Federal Government has denied reintroducing petrol subsidy.
It also said the pockets of queues observed in petrol stations nationwide result from hiccups in distribution from the country’s south to the north, not a lack of supply.
“No subsidy whatsoever. We are recovering our full cost from the products that we import. We sell to the market, and we understand why the marketers are unable to import.
“We hope that they do it very quickly and these are some of the interventions the government is doing. There is no subsidy,” the Group Chief Executive Officer of the Nigerian National Petroleum Company Limited, Mele Kyari, told State House Correspondents after an audience with President Bola Tinubu at the Aso Rock Villa.

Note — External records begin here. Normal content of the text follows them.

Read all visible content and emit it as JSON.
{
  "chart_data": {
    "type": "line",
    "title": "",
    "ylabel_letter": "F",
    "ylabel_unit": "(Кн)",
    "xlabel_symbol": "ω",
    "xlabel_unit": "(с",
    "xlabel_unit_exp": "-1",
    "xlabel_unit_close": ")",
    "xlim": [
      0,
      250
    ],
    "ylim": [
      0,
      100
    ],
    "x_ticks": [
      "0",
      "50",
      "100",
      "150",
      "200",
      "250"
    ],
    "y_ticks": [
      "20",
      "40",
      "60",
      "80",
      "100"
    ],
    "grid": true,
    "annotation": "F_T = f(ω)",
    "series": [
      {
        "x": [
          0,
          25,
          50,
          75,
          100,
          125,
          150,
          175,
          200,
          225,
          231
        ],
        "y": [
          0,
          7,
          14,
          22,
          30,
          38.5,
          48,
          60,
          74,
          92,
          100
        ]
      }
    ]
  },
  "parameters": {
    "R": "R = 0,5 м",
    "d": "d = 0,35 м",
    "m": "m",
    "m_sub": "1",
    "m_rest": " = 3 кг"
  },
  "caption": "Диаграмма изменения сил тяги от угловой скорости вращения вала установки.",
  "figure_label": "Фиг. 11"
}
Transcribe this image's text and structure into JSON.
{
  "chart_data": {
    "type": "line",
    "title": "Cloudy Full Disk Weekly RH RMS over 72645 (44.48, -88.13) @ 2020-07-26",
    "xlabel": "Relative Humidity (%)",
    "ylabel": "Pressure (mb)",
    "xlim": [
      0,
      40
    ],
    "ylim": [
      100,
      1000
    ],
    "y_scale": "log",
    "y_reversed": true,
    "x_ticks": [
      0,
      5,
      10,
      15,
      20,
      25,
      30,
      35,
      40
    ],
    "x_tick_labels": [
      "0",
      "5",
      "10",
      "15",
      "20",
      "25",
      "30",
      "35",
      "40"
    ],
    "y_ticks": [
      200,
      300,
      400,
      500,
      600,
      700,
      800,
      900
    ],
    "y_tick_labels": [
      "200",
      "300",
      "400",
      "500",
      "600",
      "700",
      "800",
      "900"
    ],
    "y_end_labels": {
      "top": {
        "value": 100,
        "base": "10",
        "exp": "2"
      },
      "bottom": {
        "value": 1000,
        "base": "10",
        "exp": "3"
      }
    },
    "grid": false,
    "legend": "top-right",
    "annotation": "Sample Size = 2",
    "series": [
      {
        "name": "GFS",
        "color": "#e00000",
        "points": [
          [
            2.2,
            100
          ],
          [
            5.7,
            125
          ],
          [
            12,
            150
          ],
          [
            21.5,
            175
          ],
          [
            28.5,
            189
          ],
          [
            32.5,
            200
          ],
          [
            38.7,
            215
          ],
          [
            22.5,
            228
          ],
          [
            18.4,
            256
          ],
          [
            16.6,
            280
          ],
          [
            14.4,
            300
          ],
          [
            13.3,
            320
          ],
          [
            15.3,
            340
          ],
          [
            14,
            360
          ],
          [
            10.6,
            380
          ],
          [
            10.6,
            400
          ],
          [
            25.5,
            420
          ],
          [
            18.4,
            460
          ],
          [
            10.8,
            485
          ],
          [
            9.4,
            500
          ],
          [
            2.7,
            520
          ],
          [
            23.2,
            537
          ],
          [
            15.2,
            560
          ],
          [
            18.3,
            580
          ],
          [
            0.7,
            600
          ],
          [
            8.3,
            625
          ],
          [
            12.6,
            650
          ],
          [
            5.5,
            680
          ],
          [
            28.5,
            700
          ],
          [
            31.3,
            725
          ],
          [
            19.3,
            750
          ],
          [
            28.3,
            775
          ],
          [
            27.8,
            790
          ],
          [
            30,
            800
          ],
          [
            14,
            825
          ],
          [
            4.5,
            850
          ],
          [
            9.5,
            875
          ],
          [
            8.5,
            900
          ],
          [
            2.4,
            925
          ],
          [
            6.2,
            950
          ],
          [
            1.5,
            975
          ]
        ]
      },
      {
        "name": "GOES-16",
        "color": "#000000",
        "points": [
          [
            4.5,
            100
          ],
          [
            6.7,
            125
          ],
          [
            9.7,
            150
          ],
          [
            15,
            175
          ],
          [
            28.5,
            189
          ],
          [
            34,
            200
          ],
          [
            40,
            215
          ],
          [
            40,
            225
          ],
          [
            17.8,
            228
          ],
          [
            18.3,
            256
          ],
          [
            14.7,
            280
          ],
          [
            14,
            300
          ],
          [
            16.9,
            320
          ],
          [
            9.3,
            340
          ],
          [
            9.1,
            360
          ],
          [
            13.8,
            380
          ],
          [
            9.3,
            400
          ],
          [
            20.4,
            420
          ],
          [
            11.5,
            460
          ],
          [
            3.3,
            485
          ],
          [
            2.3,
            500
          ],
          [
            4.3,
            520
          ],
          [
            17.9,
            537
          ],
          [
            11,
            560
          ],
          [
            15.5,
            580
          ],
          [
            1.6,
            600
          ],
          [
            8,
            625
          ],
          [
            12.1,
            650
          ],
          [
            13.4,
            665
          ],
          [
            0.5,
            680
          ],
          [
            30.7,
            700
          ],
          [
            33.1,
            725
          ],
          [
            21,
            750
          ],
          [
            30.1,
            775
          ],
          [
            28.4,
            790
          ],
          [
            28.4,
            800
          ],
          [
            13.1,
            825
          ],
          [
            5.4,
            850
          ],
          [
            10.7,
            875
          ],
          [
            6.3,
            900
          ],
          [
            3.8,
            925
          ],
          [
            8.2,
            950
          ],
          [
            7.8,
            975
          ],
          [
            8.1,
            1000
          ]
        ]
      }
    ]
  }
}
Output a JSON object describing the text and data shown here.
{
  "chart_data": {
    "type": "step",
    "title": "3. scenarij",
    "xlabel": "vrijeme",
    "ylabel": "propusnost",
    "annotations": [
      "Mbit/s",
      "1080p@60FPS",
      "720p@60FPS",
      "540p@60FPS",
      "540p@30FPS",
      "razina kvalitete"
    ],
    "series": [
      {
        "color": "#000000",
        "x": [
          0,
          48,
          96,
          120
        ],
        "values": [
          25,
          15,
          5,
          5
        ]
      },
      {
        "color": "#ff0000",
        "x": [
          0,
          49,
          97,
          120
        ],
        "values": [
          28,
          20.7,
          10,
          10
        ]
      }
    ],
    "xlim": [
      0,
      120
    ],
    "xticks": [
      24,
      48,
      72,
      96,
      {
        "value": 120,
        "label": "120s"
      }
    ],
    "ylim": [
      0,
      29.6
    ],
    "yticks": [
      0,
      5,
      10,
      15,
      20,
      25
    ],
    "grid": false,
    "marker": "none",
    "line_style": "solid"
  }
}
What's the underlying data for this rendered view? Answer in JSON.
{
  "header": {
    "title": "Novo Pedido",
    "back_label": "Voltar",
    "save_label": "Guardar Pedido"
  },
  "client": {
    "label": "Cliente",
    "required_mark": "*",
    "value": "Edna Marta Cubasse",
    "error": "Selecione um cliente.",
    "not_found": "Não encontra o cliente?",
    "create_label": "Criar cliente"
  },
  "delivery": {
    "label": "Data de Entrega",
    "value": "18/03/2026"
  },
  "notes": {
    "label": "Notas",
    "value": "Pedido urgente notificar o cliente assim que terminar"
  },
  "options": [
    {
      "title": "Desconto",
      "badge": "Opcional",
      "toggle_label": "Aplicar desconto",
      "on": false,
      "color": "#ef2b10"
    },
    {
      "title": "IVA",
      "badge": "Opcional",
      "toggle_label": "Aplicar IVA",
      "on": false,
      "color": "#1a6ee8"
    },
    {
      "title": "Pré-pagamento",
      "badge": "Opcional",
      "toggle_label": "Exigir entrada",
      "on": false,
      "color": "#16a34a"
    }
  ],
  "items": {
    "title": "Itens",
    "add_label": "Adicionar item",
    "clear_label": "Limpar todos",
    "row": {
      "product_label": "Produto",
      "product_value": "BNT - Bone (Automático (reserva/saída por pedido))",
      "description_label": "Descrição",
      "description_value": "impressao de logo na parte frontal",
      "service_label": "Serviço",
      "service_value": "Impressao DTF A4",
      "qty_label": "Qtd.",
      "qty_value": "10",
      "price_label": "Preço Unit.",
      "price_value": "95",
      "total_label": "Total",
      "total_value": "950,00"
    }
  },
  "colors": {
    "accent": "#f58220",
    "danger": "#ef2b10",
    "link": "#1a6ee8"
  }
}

Kyari’s assertion comes barely 48 hours after the Petroleum and Natural Gas Senior Staff Association confirmed the return of fuel subsidy.
Speaking on Channels Television’s Politics Today, National President of PENGASSAN, Festus Osifo, said the government still subsidised petrol due to the cost of crude oil in the international market and the exchange rate.
“They [government] are paying subsidies today. In reality, today, there is subsidy because, as of when the earlier price was determined, the price of crude in the international market was around $80 for a barrel.
Addressing journalists about the gradual return of fuel queues on Monday, the NNPC boss said, “We have seen in very few states pockets of very low queues not unconnected with the road situation.
“We’re seeing the number of blockades on our road crossing products from the southern depots into the northern part of the country and it takes them much longer than they do now.
They have to reroute the trucks around many locations for them to be able to reach, creating delays and some supply gaps. But that has been filled and we do not see such problems again.”
While arguing that supply remains robust, Kyari explained that the full deregulation of the downstream sector has created market competition.
He said this phenomenon has led to minuscule price variations across gas stations, with consumers naturally patronising marketers with a lesser pump price.
“You must have noticed some fuel stations will reduce prices by two Naira and three Naira, so customers will naturally run to the places where you have that price reduction.
“That creates panic because those who don’t know why they are doing it will think that something wrong is happening.
“Supply is robust. We have over 1.4 billion litres of product, both marine and land. Also, there are no issues around delivering those products onto the land. So, there is no fear, nothing to bother
about,” Kyari argued.
The NNPC Chief revealed that the NNPC is liaising with the marketers to address the FOREX challenges.